Already reeling from the news that the Department of Justice is pursuing legal action to block its intended merger with T-Mobile, AT&T may have received the knock-down blow this weekas FCC Chairman Julius Genachowski officially weighed in on the controversy, stating that the merger is not in the public’s interest and should be voted down.
In fact, Chairman Genachowski is reportedly asking the other four voting member of the Commission to approve an administrative hearing wherein the onus would be on AT&T to prove decisively that the merger was in fact in public interest.
But with the chances of this merger actually being approved becoming smaller and smaller each day, the question remains, how long will AT&T keep fighting to keep its T-Mobile acquisition alive?
It would be an understatement to say that the proposed AT&T/T-Mobile merger has been unpopular.
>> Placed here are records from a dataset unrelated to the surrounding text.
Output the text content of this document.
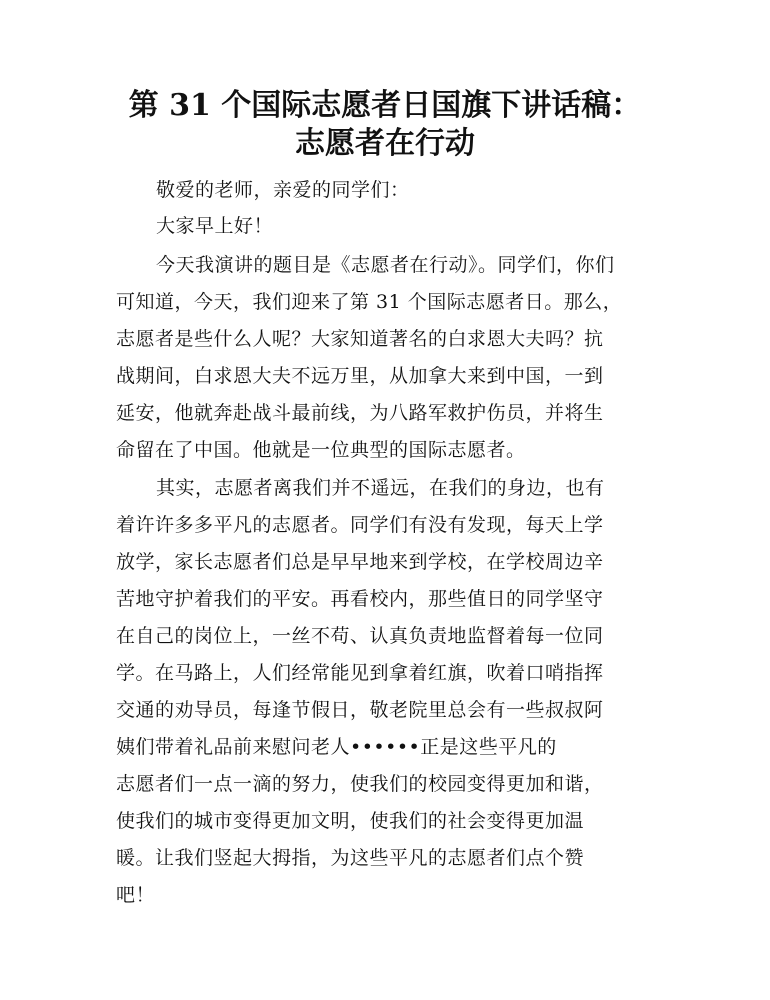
第 31 个国际志愿者日国旗下讲话稿：
志愿者在行动
敬爱的老师，亲爱的同学们：
大家早上好！
今天我演讲的题目是《志愿者在行动》。同学们，你们
可知道，今天，我们迎来了第 31 个国际志愿者日。那么，
志愿者是些什么人呢？大家知道著名的白求恩大夫吗？抗
战期间，白求恩大夫不远万里，从加拿大来到中国，一到
延安，他就奔赴战斗最前线，为八路军救护伤员，并将生
命留在了中国。他就是一位典型的国际志愿者。
其实，志愿者离我们并不遥远，在我们的身边，也有
着许许多多平凡的志愿者。同学们有没有发现，每天上学
放学，家长志愿者们总是早早地来到学校，在学校周边辛
苦地守护着我们的平安。再看校内，那些值日的同学坚守
在自己的岗位上，一丝不苟、认真负责地监督着每一位同
学。在马路上，人们经常能见到拿着红旗，吹着口哨指挥
交通的劝导员，每逢节假日，敬老院里总会有一些叔叔阿
姨们带着礼品前来慰问老人••••••正是这些平凡的
志愿者们一点一滴的努力，使我们的校园变得更加和谐，
使我们的城市变得更加文明，使我们的社会变得更加温
暖。让我们竖起大拇指，为这些平凡的志愿者们点个赞
吧！
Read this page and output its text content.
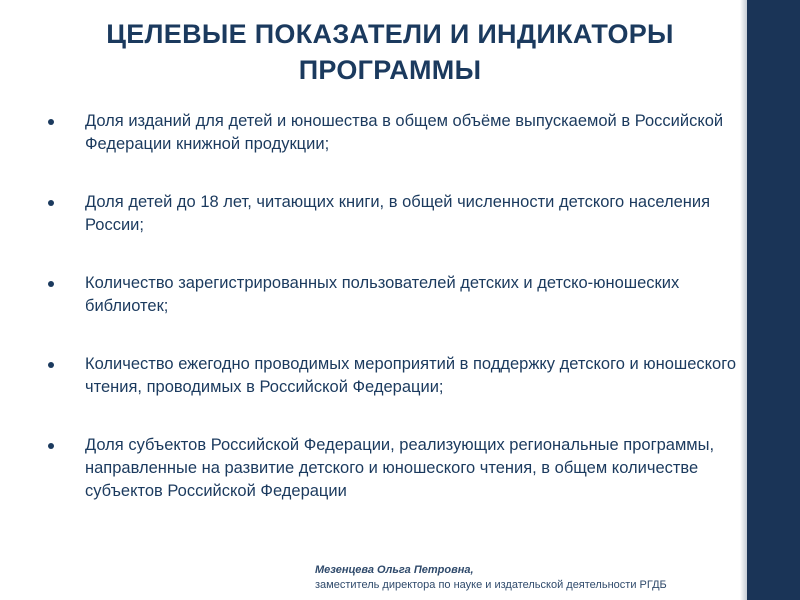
ЦЕЛЕВЫЕ ПОКАЗАТЕЛИ И ИНДИКАТОРЫ ПРОГРАММЫ
Доля изданий для детей и юношества в общем объёме выпускаемой в Российской Федерации книжной продукции;
Доля детей до 18 лет, читающих книги, в общей численности детского населения России;
Количество зарегистрированных пользователей детских и детско-юношеских библиотек;
Количество ежегодно проводимых мероприятий в поддержку детского и юношеского чтения, проводимых в Российской Федерации;
Доля субъектов Российской Федерации, реализующих региональные программы, направленные на развитие детского и юношеского чтения, в общем количестве субъектов Российской Федерации
Мезенцева Ольга Петровна,
заместитель директора по науке и издательской деятельности РГДБ
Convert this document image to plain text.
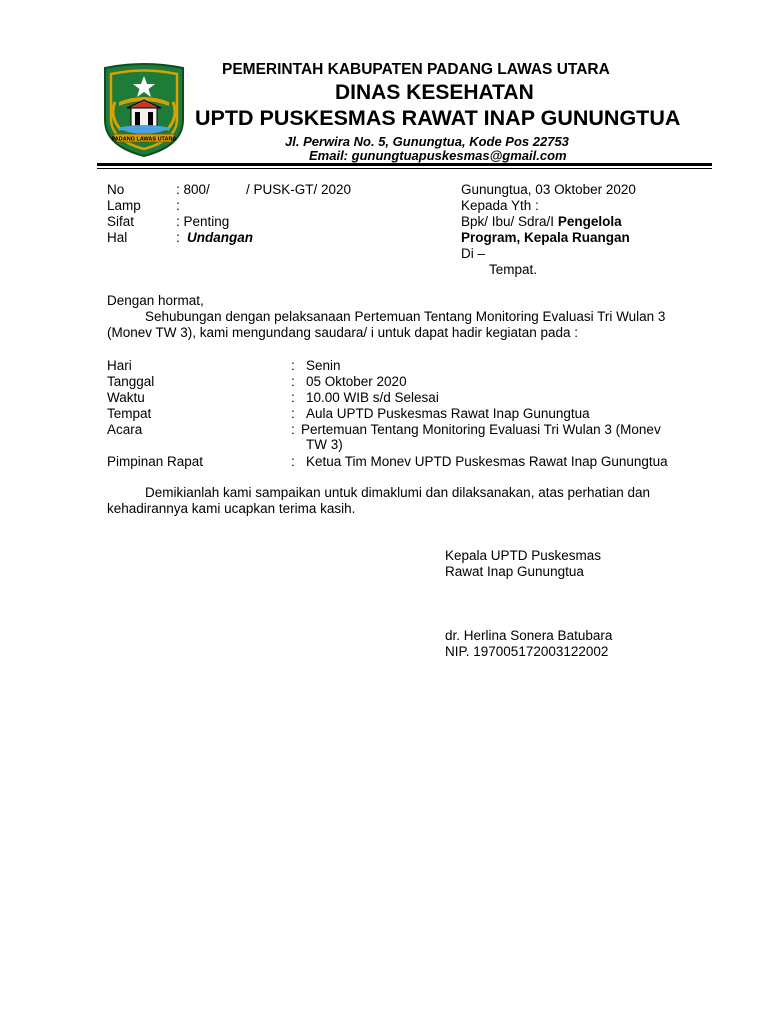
PADANG LAWAS UTARA
PEMERINTAH KABUPATEN PADANG LAWAS UTARA
DINAS KESEHATAN
UPTD PUSKESMAS RAWAT INAP GUNUNGTUA
Jl. Perwira No. 5, Gunungtua, Kode Pos 22753
Email: gunungtuapuskesmas@gmail.com
No	: 800/	/ PUSK-GT/ 2020
Lamp	:
Sifat	: Penting
Hal	: Undangan
Gunungtua, 03 Oktober 2020
Kepada Yth :
Bpk/ Ibu/ Sdra/I Pengelola
Program, Kepala Ruangan
Di –
Tempat.
Dengan hormat,
Sehubungan dengan pelaksanaan Pertemuan Tentang Monitoring Evaluasi Tri Wulan 3
(Monev TW 3), kami mengundang saudara/ i untuk dapat hadir kegiatan pada :
Hari	: Senin
Tanggal	: 05 Oktober 2020
Waktu	: 10.00 WIB s/d Selesai
Tempat	: Aula UPTD Puskesmas Rawat Inap Gunungtua
Acara	: Pertemuan Tentang Monitoring Evaluasi Tri Wulan 3 (Monev
TW 3)
Pimpinan Rapat	: Ketua Tim Monev UPTD Puskesmas Rawat Inap Gunungtua
Demikianlah kami sampaikan untuk dimaklumi dan dilaksanakan, atas perhatian dan
kehadirannya kami ucapkan terima kasih.
Kepala UPTD Puskesmas
Rawat Inap Gunungtua
dr. Herlina Sonera Batubara
NIP. 197005172003122002
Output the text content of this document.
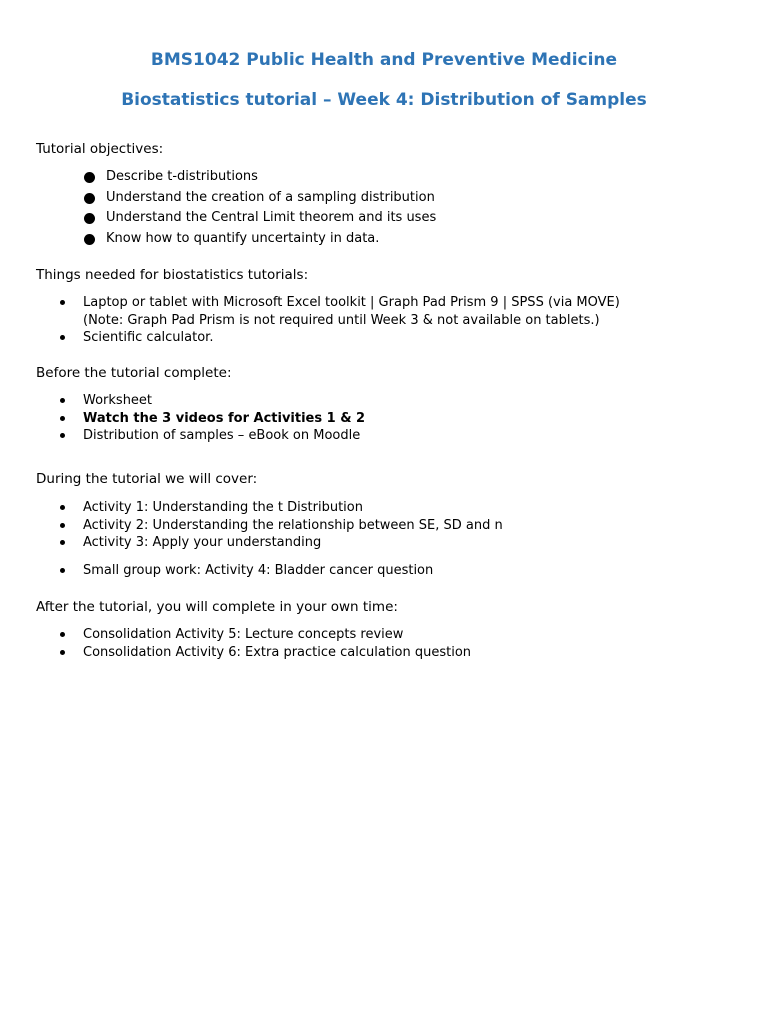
BMS1042 Public Health and Preventive Medicine
Biostatistics tutorial – Week 4: Distribution of Samples

Tutorial objectives:

Describe t-distributions
Understand the creation of a sampling distribution
Understand the Central Limit theorem and its uses
Know how to quantify uncertainty in data.

Things needed for biostatistics tutorials:

Laptop or tablet with Microsoft Excel toolkit | Graph Pad Prism 9 | SPSS (via MOVE)
(Note: Graph Pad Prism is not required until Week 3 & not available on tablets.)
Scientific calculator.

Before the tutorial complete:

Worksheet
Watch the 3 videos for Activities 1 & 2
Distribution of samples – eBook on Moodle

During the tutorial we will cover:

Activity 1: Understanding the t Distribution
Activity 2: Understanding the relationship between SE, SD and n
Activity 3: Apply your understanding
Small group work: Activity 4: Bladder cancer question

After the tutorial, you will complete in your own time:

Consolidation Activity 5: Lecture concepts review
Consolidation Activity 6: Extra practice calculation question
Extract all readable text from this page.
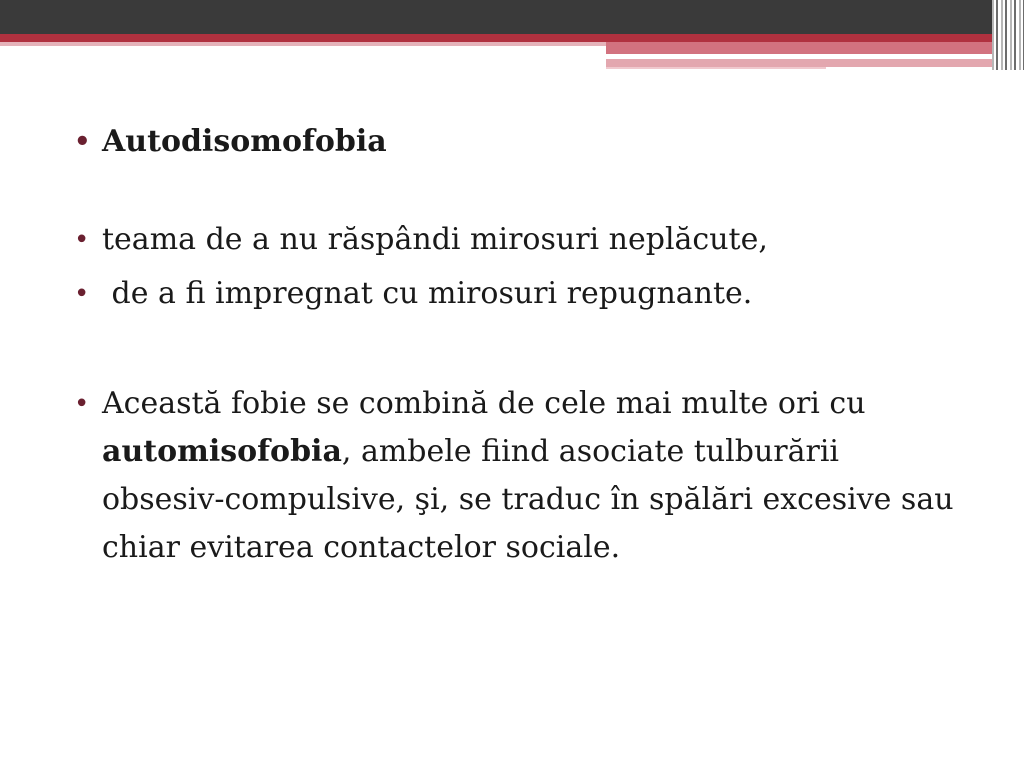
• Autodisomofobia
• teama de a nu răspândi mirosuri neplăcute,
•  de a fi impregnat cu mirosuri repugnante.
• Această fobie se combină de cele mai multe ori cu automisofobia, ambele fiind asociate tulburării obsesiv-compulsive, şi, se traduc în spălări excesive sau chiar evitarea contactelor sociale.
While its clear that AT&T was supremely confident in its chances of getting the deal approved, going so far as to agree to pay T-Mobile $3 billion if the deal fell through in addition to promising several billion in assets and spectrum, it wasn’t long before the voices of opposition starting the seemingly endless stream of lawsuits.
While it didn’t start with the lawsuit from the Department of Justice, one could say that it was the first sign that this deal had a significant uphill battle to win in order to get approval. In addition to the DOJ, however, lawsuits poured in from several states attorney generals and wireless rivals like Sprint and Cellular South, all refusing to buy into AT&T’s merger propaganda that the deal would create jobs, spur market growth, and advance wireless technology.
Now with Chairman Genachowski’s uncharacteristically bold position on the merger, it looks like perhaps now we’ve seen the final nail in the coffin for AT&T’s T-Mobile acquisition. But the question remains, how long will AT&T continue to fight with the opposition mounting against the deal? While many companies often abandon acquisition deals that face this much opposition, for AT&T the answer will likely be as long as it takes before every avenue has been exhausted and an official decision blocking the deal comes down.
Truth be told, AT&T has already invested billions in this merger, both through what it has promised T-Mobile regardless of the outcome and through its ongoing legal proceedings to try to push the deal through. With that much money invested, it will still be awhile before the option to cut and run looks more attractive than continuing to fight for a deal that would place AT&T at the top of the wireless market.
But we really won’t see any progress until February, when the DOJ’s case against AT&T goes to Federal court. Should AT&T win that case, it will likely have significant leverage to challenge the FCC’s decision and the other lawsuits waiting in the wings. Should it lose at any stage along this long legal road however, and I would guess that it would be the end for the AT&T/T-Mobile merger.